Neste VIII episódio, após novo duelo, Kylo Ren dirige-se a Rey nestes termos: “tu sempre soubeste a verdade sobre os teus pais; eles eram miseráveis sucateiros que te abandonaram, eles venderam-te. Tu não és ninguém nesta história”. Esta é a arrogância aristocrática de quem se julga portador de um pedigree especial, de quem se julga mais perto da verdade e de Deus (Força) devido ao apelido, devido à alegada grandeza que carrega no sangue (Ren é filho de Han Solo e Leia Skywalker, a realeza da Guerra das Estrelas).

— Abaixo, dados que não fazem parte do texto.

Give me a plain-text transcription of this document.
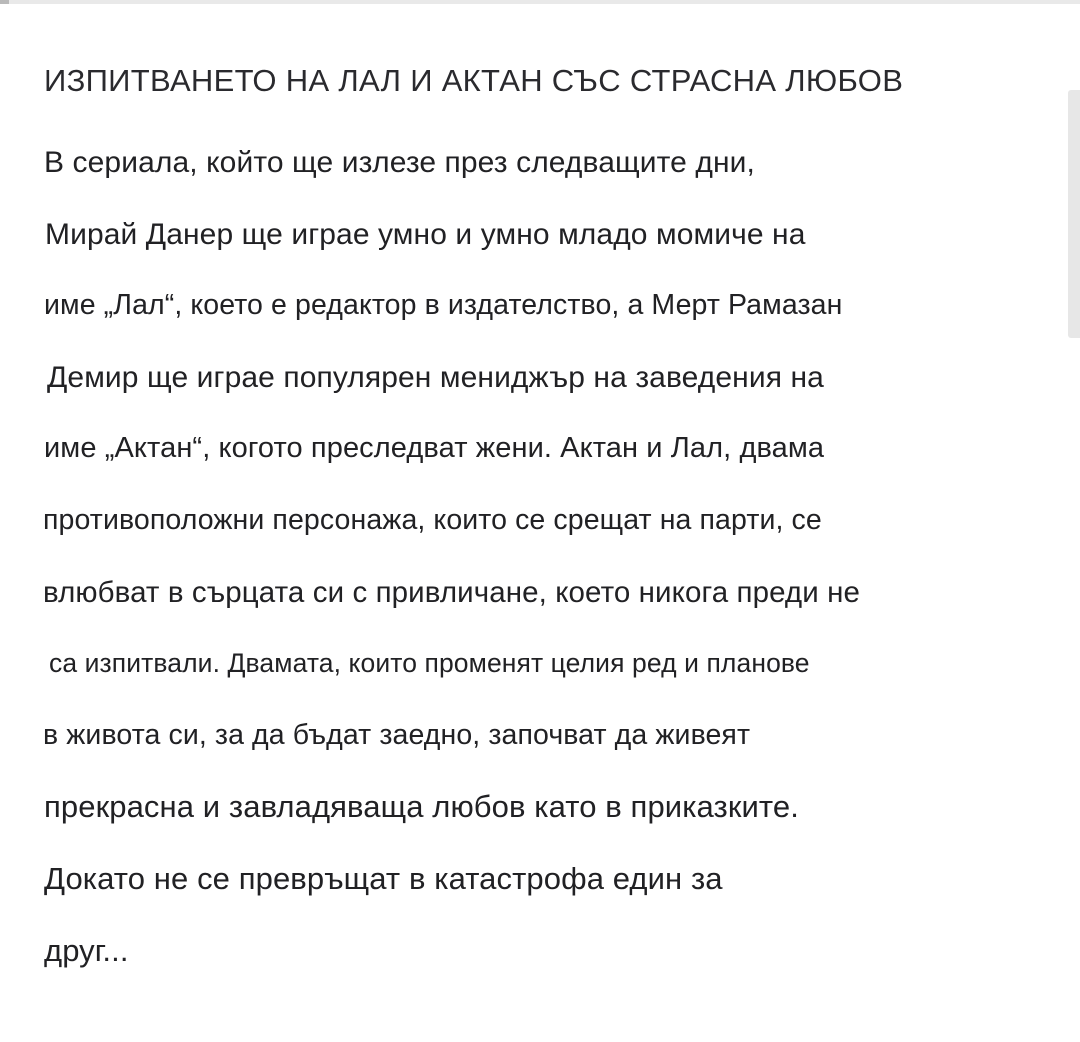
ИЗПИТВАНЕТО НА ЛАЛ И АКТАН СЪС СТРАСНА ЛЮБОВ
В сериала, който ще излезе през следващите дни,
Мирай Данер ще играе умно и умно младо момиче на
име „Лал“, което е редактор в издателство, а Мерт Рамазан
Демир ще играе популярен мениджър на заведения на
име „Актан“, когото преследват жени. Актан и Лал, двама
противоположни персонажа, които се срещат на парти, се
влюбват в сърцата си с привличане, което никога преди не
са изпитвали. Двамата, които променят целия ред и планове
в живота си, за да бъдат заедно, започват да живеят
прекрасна и завладяваща любов като в приказките.
Докато не се превръщат в катастрофа един за
друг...
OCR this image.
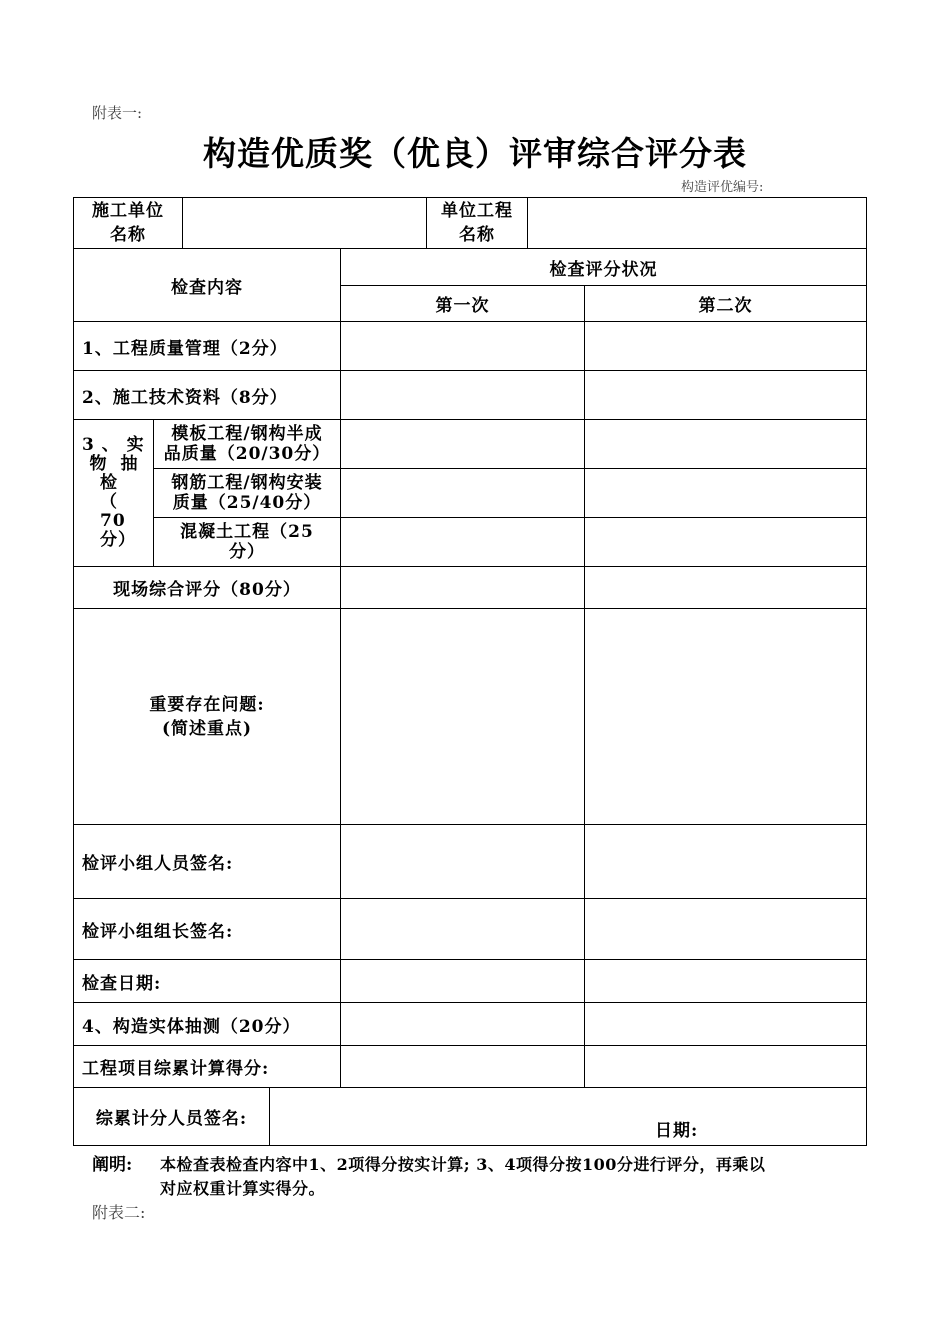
附表一:
构造优质奖（优良）评审综合评分表
构造评优编号:
施工单位
名称
单位工程
名称
检查内容
检查评分状况
第一次	第二次
1、工程质量管理（2分）
2、施工技术资料（8分）
3 、 实
物 抽
检
（ 70
分）
模板工程/钢构半成
品质量（20/30分）
钢筋工程/钢构安装
质量（25/40分）
混凝土工程（25
分）
现场综合评分（80分）
重要存在问题:
(简述重点)
检评小组人员签名:
检评小组组长签名:
检查日期:
4、构造实体抽测（20分）
工程项目综累计算得分:
综累计分人员签名:
日期:
阐明: 本检查表检查内容中1、2项得分按实计算; 3、4项得分按100分进行评分，再乘以
对应权重计算实得分。
附表二:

Nem de propósito, ainda há dias falei aqui desta soberba. A lógica do discurso de Ren é a lógica do poder terreno e snobe, a lógica que foi destruída por Deus quando colocou o seu filho a encarnar no corpo de uma miserável de um povo miserável e num local miserável. À partida e em teoria, Jesus também não era “ninguém nesta história” . É claro que a escolhida da Força só podia ser “ninguém”. Tal como Anakin, Rey nasce num planeta remoto e miserável, uma Jerusalém sem o poder das cidades imperiais . Tal como Anakin, esta figura crística é uma filha de ninguém, um serva ou escrava destinada a partir as estruturas do poder do seu tempo.

Não ler a Bíblia é não perceber metade do que se passa à nossa volta. E não falo apenas de filmes.